Странный тон. Говорит уверенно, даже ни тени сомнения, что узнал.
– Да, узнал. Вот ты, похоже, нет. Своего лечащего врача не узнал. Завтра посмотрю по поводу терапии новой. Что ты здесь в час ночи делаешь? Ты в палате должен быть. В больницу должен был до восьми вернуться. Завтра в семь подъём, а в девять – трудотерапия. Возвращайся. Если не вернёшься, я сейчас в полицию позвоню. Они тебя вернут. И на режим переведу, чтобы никаких прогулок. Сейчас же разворачивайся и возвращайся в больницу.
Говорил уверенно, но явно опасался, что что-то пойдёт не так. Телефон при этом действительно достал и, похоже, правда, собрался звонить. Полиции ещё только не хватало. Пока разбираться будут, кто врач, а кто – сумасшедший, полночи пройдёт; полночи в обезьяннике – не самое приятное времяпровождение.
Между тем, врач, похоже, передумал и сунул телефон в карман, подошёл и стал заламывать мне руку. Это было, с одной стороны, неприятно, с другой – вносило некоторую ясность в происходящее и дальнейший сценарий развития событий. Потому как, если кто-то подходит и несёт бред – это допускает несколько вариантов развития ситуации, а если кто-то хватает за руку – это совсем другое.
Через минуту человек лежал у стены дома. Шляпа лежала рядом, человек гово рил что-то нечленораздельное и прижимал окровавленный носовой платок к лицу. Телефон его лежал на асфальте, пластмассовая Нокиа, раздавленная ботинком.

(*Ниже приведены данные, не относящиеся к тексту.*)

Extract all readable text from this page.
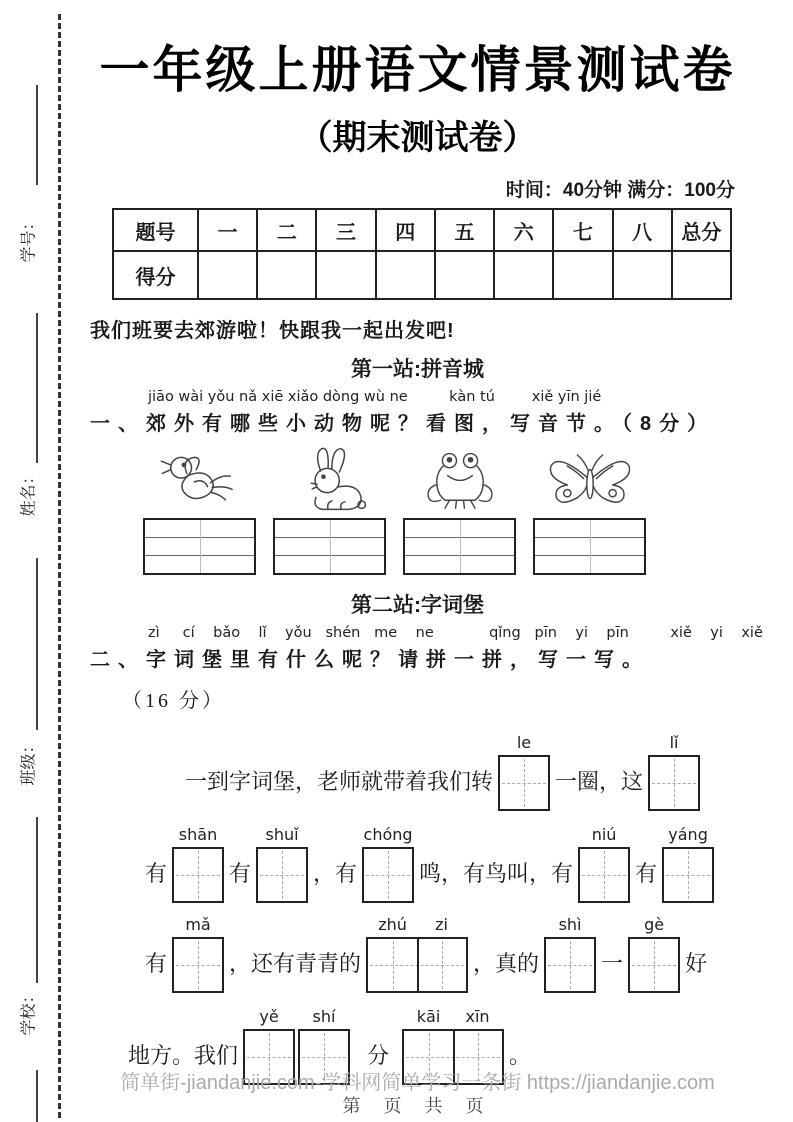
学号：
姓名：
班级：
学校：
一年级上册语文情景测试卷
（期末测试卷）
时间：40分钟 满分：100分
题号	一	二	三	四	五	六	七	八	总分
得分									
我们班要去郊游啦！快跟我一起出发吧!
第一站:拼音城
jiāo wài yǒu nǎ xiē xiǎo dòng wù ne         kàn tú        xiě yīn jié
一、郊外有哪些小动物呢？看图，写音节。（8分）
第二站:字词堡
zì     cí    bǎo    lǐ    yǒu   shén   me    ne            qǐng   pīn    yi    pīn         xiě    yi    xiě
二、字词堡里有什么呢？请拼一拼，写一写。
（16 分）
一到字词堡，老师就带着我们转
le
一圈，这
lǐ
有
shān
有
shuǐ
，有
chóng
鸣，有鸟叫，有
niú
有
yáng
有
mǎ
，还有青青的
zhú	zi
，真的
shì
一
gè
好
地方。我们
yě shí
分
kāi	xīn
。
简单街-jiandanjie.com-学科网简单学习一条街 https://jiandanjie.com
第 页 共 页
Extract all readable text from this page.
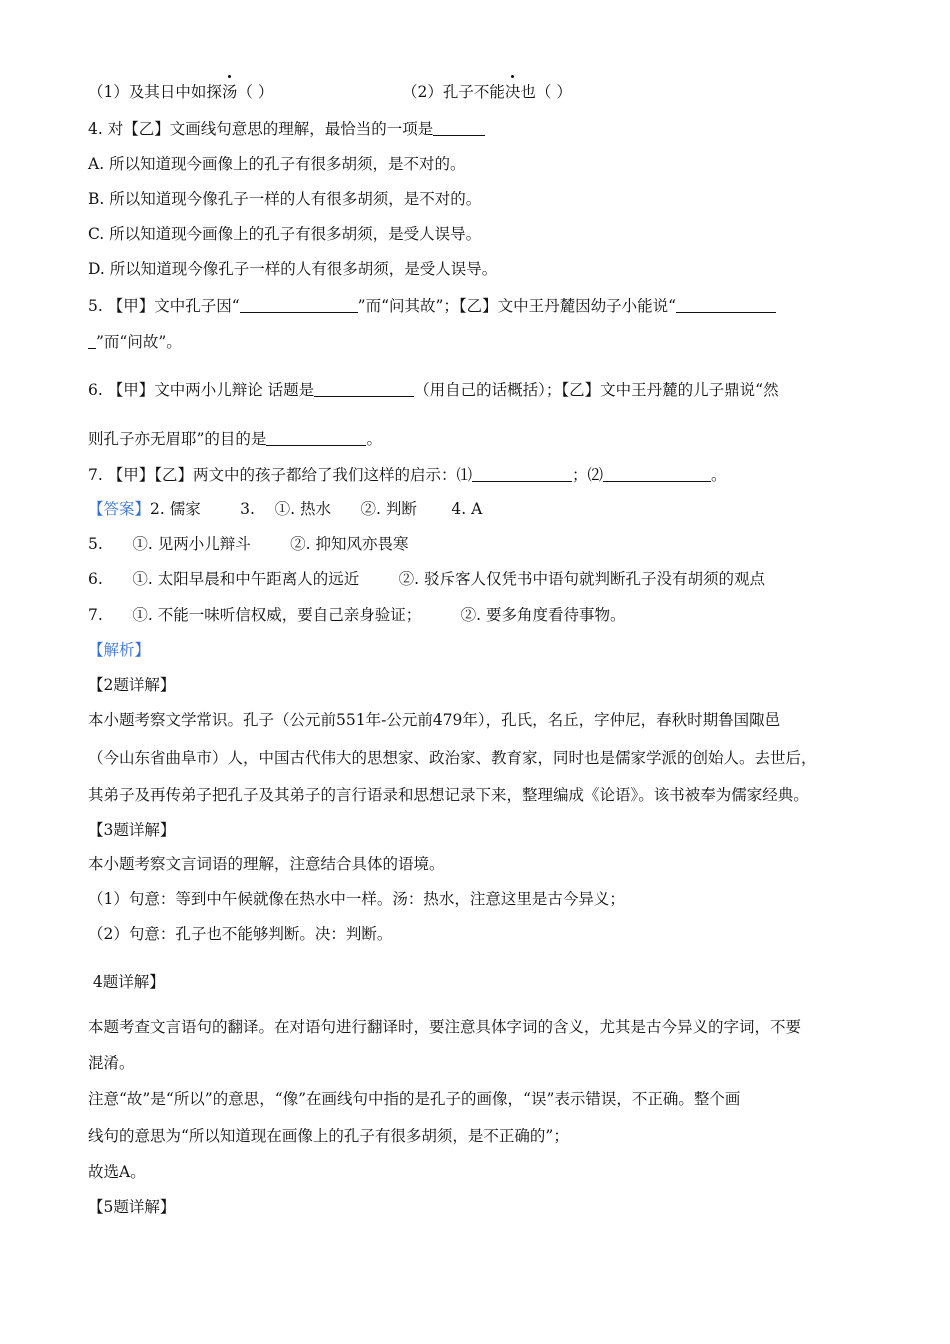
（1）及其日中如探汤（ ）	（2）孔子不能决也（ ）
4. 对【乙】文画线句意思的理解，最恰当的一项是
A. 所以知道现今画像上的孔子有很多胡须，是不对的。
B. 所以知道现今像孔子一样的人有很多胡须，是不对的。
C. 所以知道现今画像上的孔子有很多胡须，是受人误导。
D. 所以知道现今像孔子一样的人有很多胡须，是受人误导。
5. 【甲】文中孔子因“	”而“问其故”；【乙】文中王丹麓因幼子小能说“
”而“问故”。
6. 【甲】文中两小儿辩论 话题是	（用自己的话概括）；【乙】文中王丹麓的儿子鼎说“然
则孔子亦无眉耶”的目的是	。
7. 【甲】【乙】两文中的孩子都给了我们这样的启示：⑴	；⑵	。
【答案】2. 儒家        3.    ①. 热水      ②. 判断       4. A
5.      ①. 见两小儿辩斗        ②. 抑知风亦畏寒
6.      ①. 太阳早晨和中午距离人的远近        ②. 驳斥客人仅凭书中语句就判断孔子没有胡须的观点
7.      ①. 不能一味听信权威，要自己亲身验证；        ②. 要多角度看待事物。
【解析】
【2题详解】
本小题考察文学常识。孔子（公元前551年-公元前479年），孔氏，名丘，字仲尼，春秋时期鲁国陬邑
（今山东省曲阜市）人，中国古代伟大的思想家、政治家、教育家，同时也是儒家学派的创始人。去世后，
其弟子及再传弟子把孔子及其弟子的言行语录和思想记录下来，整理编成《论语》。该书被奉为儒家经典。
【3题详解】
本小题考察文言词语的理解，注意结合具体的语境。
（1）句意：等到中午候就像在热水中一样。汤：热水，注意这里是古今异义；
（2）句意：孔子也不能够判断。决：判断。
4题详解】
本题考查文言语句的翻译。在对语句进行翻译时，要注意具体字词的含义，尤其是古今异义的字词，不要
混淆。
注意“故”是“所以”的意思，“像”在画线句中指的是孔子的画像，“误”表示错误，不正确。整个画
线句的意思为“所以知道现在画像上的孔子有很多胡须，是不正确的”；
故选A。
【5题详解】
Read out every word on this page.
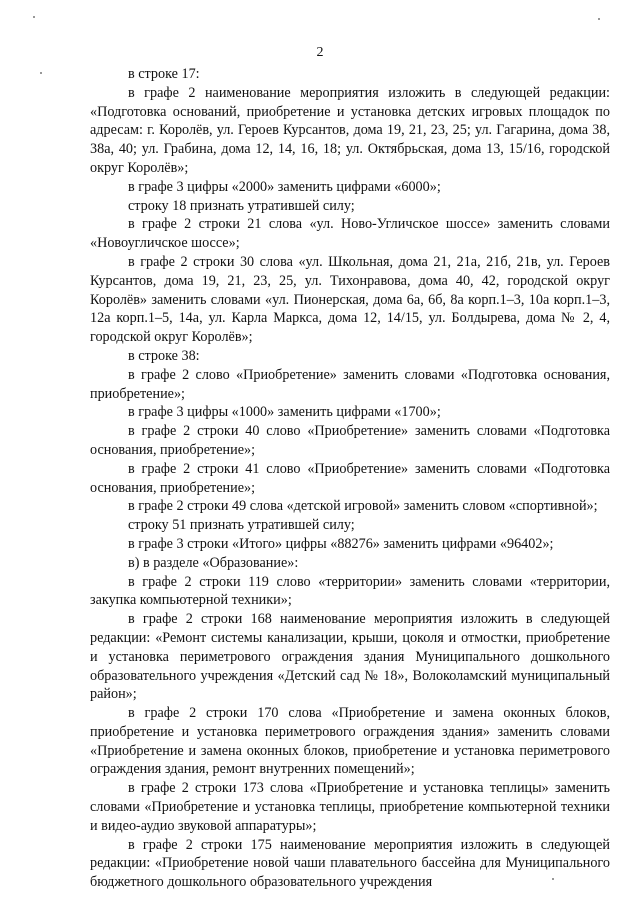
2

в строке 17:

в графе 2 наименование мероприятия изложить в следующей редакции: «Подготовка оснований, приобретение и установка детских игровых площадок по адресам: г. Королёв, ул. Героев Курсантов, дома 19, 21, 23, 25; ул. Гагарина, дома 38, 38а, 40; ул. Грабина, дома 12, 14, 16, 18; ул. Октябрьская, дома 13, 15/16, городской округ Королёв»;

в графе 3 цифры «2000» заменить цифрами «6000»;

строку 18 признать утратившей силу;

в графе 2 строки 21 слова «ул. Ново-Угличское шоссе» заменить словами «Новоугличское шоссе»;

в графе 2 строки 30 слова «ул. Школьная, дома 21, 21а, 21б, 21в, ул. Героев Курсантов, дома 19, 21, 23, 25, ул. Тихонравова, дома 40, 42, городской округ Королёв» заменить словами «ул. Пионерская, дома 6а, 6б, 8а корп.1–3, 10а корп.1–3, 12а корп.1–5, 14а, ул. Карла Маркса, дома 12, 14/15, ул. Болдырева, дома № 2, 4, городской округ Королёв»;

в строке 38:

в графе 2 слово «Приобретение» заменить словами «Подготовка основания, приобретение»;

в графе 3 цифры «1000» заменить цифрами «1700»;

в графе 2 строки 40 слово «Приобретение» заменить словами «Подготовка основания, приобретение»;

в графе 2 строки 41 слово «Приобретение» заменить словами «Подготовка основания, приобретение»;

в графе 2 строки 49 слова «детской игровой» заменить словом «спортивной»;

строку 51 признать утратившей силу;

в графе 3 строки «Итого» цифры «88276» заменить цифрами «96402»;

в) в разделе «Образование»:

в графе 2 строки 119 слово «территории» заменить словами «территории, закупка компьютерной техники»;

в графе 2 строки 168 наименование мероприятия изложить в следующей редакции: «Ремонт системы канализации, крыши, цоколя и отмостки, приобретение и установка периметрового ограждения здания Муниципального дошкольного образовательного учреждения «Детский сад № 18», Волоколамский муниципальный район»;

в графе 2 строки 170 слова «Приобретение и замена оконных блоков, приобретение и установка периметрового ограждения здания» заменить словами «Приобретение и замена оконных блоков, приобретение и установка периметрового ограждения здания, ремонт внутренних помещений»;

в графе 2 строки 173 слова «Приобретение и установка теплицы» заменить словами «Приобретение и установка теплицы, приобретение компьютерной техники и видео-аудио звуковой аппаратуры»;

в графе 2 строки 175 наименование мероприятия изложить в следующей редакции: «Приобретение новой чаши плавательного бассейна для Муниципального бюджетного дошкольного образовательного учреждения
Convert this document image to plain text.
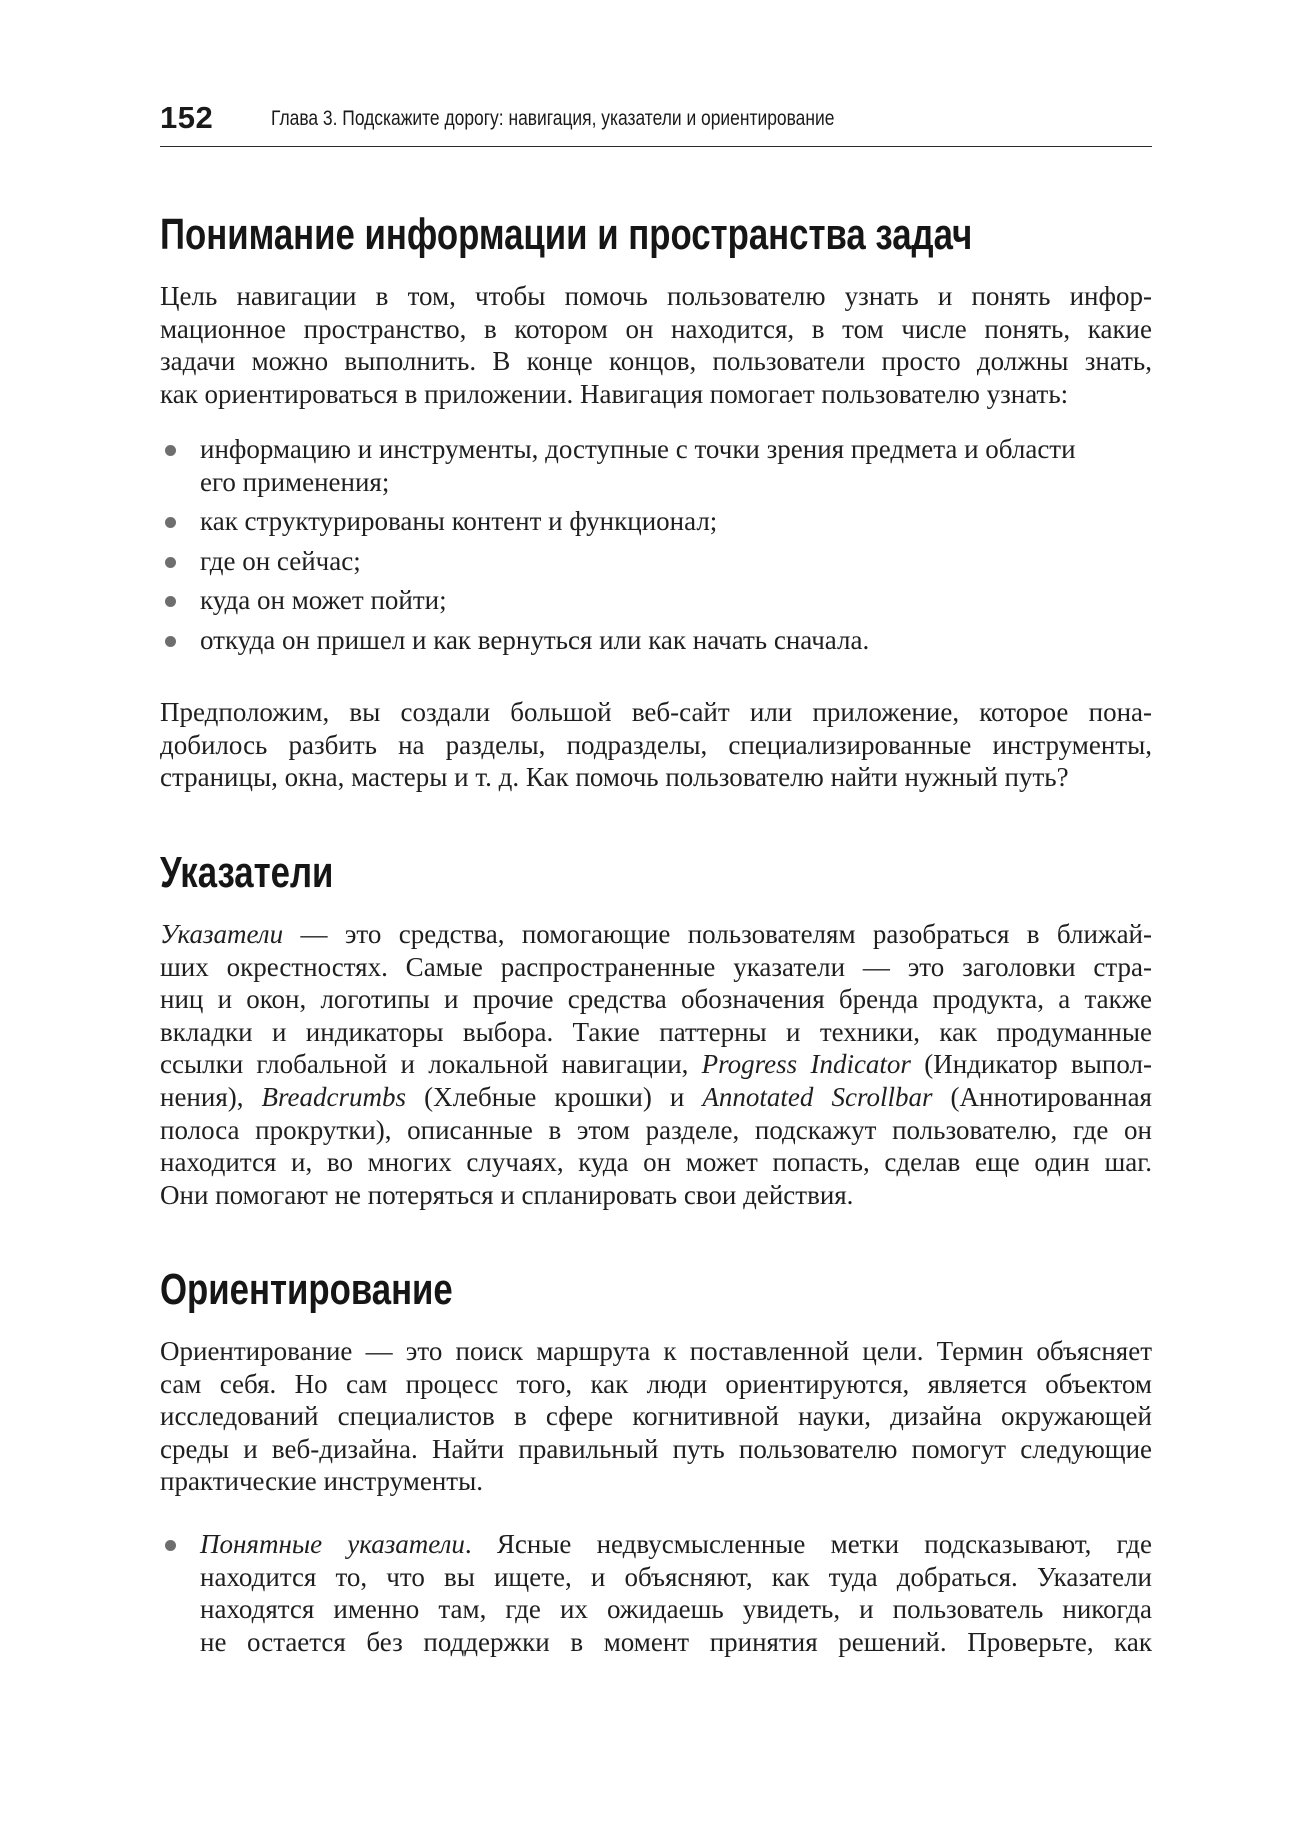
152	Глава 3. Подскажите дорогу: навигация, указатели и ориентирование
Понимание информации и пространства задач
Цель навигации в том, чтобы помочь пользователю узнать и понять инфор-
мационное пространство, в котором он находится, в том числе понять, какие
задачи можно выполнить. В конце концов, пользователи просто должны знать,
как ориентироваться в приложении. Навигация помогает пользователю узнать:
информацию и инструменты, доступные с точки зрения предмета и области
его применения;
как структурированы контент и функционал;
где он сейчас;
куда он может пойти;
откуда он пришел и как вернуться или как начать сначала.
Предположим, вы создали большой веб-сайт или приложение, которое пона-
добилось разбить на разделы, подразделы, специализированные инструменты,
страницы, окна, мастеры и т. д. Как помочь пользователю найти нужный путь?
Указатели
Указатели — это средства, помогающие пользователям разобраться в ближай-
ших окрестностях. Самые распространенные указатели — это заголовки стра-
ниц и окон, логотипы и прочие средства обозначения бренда продукта, а также
вкладки и индикаторы выбора. Такие паттерны и техники, как продуманные
ссылки глобальной и локальной навигации, Progress Indicator (Индикатор выпол-
нения), Breadcrumbs (Хлебные крошки) и Annotated Scrollbar (Аннотированная
полоса прокрутки), описанные в этом разделе, подскажут пользователю, где он
находится и, во многих случаях, куда он может попасть, сделав еще один шаг.
Они помогают не потеряться и спланировать свои действия.
Ориентирование
Ориентирование — это поиск маршрута к поставленной цели. Термин объясняет
сам себя. Но сам процесс того, как люди ориентируются, является объектом
исследований специалистов в сфере когнитивной науки, дизайна окружающей
среды и веб-дизайна. Найти правильный путь пользователю помогут следующие
практические инструменты.
Понятные указатели. Ясные недвусмысленные метки подсказывают, где
находится то, что вы ищете, и объясняют, как туда добраться. Указатели
находятся именно там, где их ожидаешь увидеть, и пользователь никогда
не остается без поддержки в момент принятия решений. Проверьте, как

Нужно было бежать до проспекта и ловить машину, пока человек не вернулся к калитке и не вызвал полицию. Машина остановилась сразу – красная «Девятка» с восточным человеком за рулём. Водитель был молчалив и слушал восточную музыку. Десять минут – и дома. Раздеться, умыться, поставить чайник – и не думать о странном человеке, оставшемся сидеть с разбитым носом у стены под барельефом шестипалой женщины.
Чёрный фашист и Красный солдат
В сентябре садоводство опустело. В этом году лето было не жарким, шли дожди – и в августе даже в выходные никогда не было очереди. Когда же пришёл сентябрь, и детей увезли в город, стало совсем тихо. В первое воскресенье сентября было солнечно. В субботу и с утра шёл дождь, но к полудню распогодилось. Никому не хотелось уезжать на несколько часов из города, и на сонных улицах слышно было, как падают листья. Я гулял весь день – мне нравилось, что никого нет, что пахнет прелыми листьями, и холодное сентябрьское солнце светит белым светом и не слепит, очерчивая силуэты деревьев, печных труб, и рисует глубокие чёрные тени на земле. Сам того не заметив, я прошёл садоводство насквозь и оказался возле шоссе. Редкие машины совсем не мешали гулять и слушать – не то, что летом. С Ладоги дул лёгкий ветер, пахло большой водой. Я перешёл через дорогу и оказался на берегу заросшего кувшинками и камышом канала. Тропинка шла вдоль; трава после утреннего дождя уже успела высохнуть, и идти было легко и приятно. Через полсотни метров тропинку пересекала дорога, ведущая на мост через канал. Я перешёл через узкий железный мост и поднялся по дороге на холм. На холме, слева от дороги, стоял памятник – бетонный дот и клумба; на клумбе лежали уже увядшие цветы. Я знал, что с другой стороны памятника была скамейка, и собирался присесть перекурить, но когда подошёл к клумбе, увидел, что скамейка занята. На ней сидели двое. Против солнца было сложно рассмотреть, во что мужчины были одеты. Сидели они приобнявшись. В руке одного была бутылка водки. Мужчины разговаривали.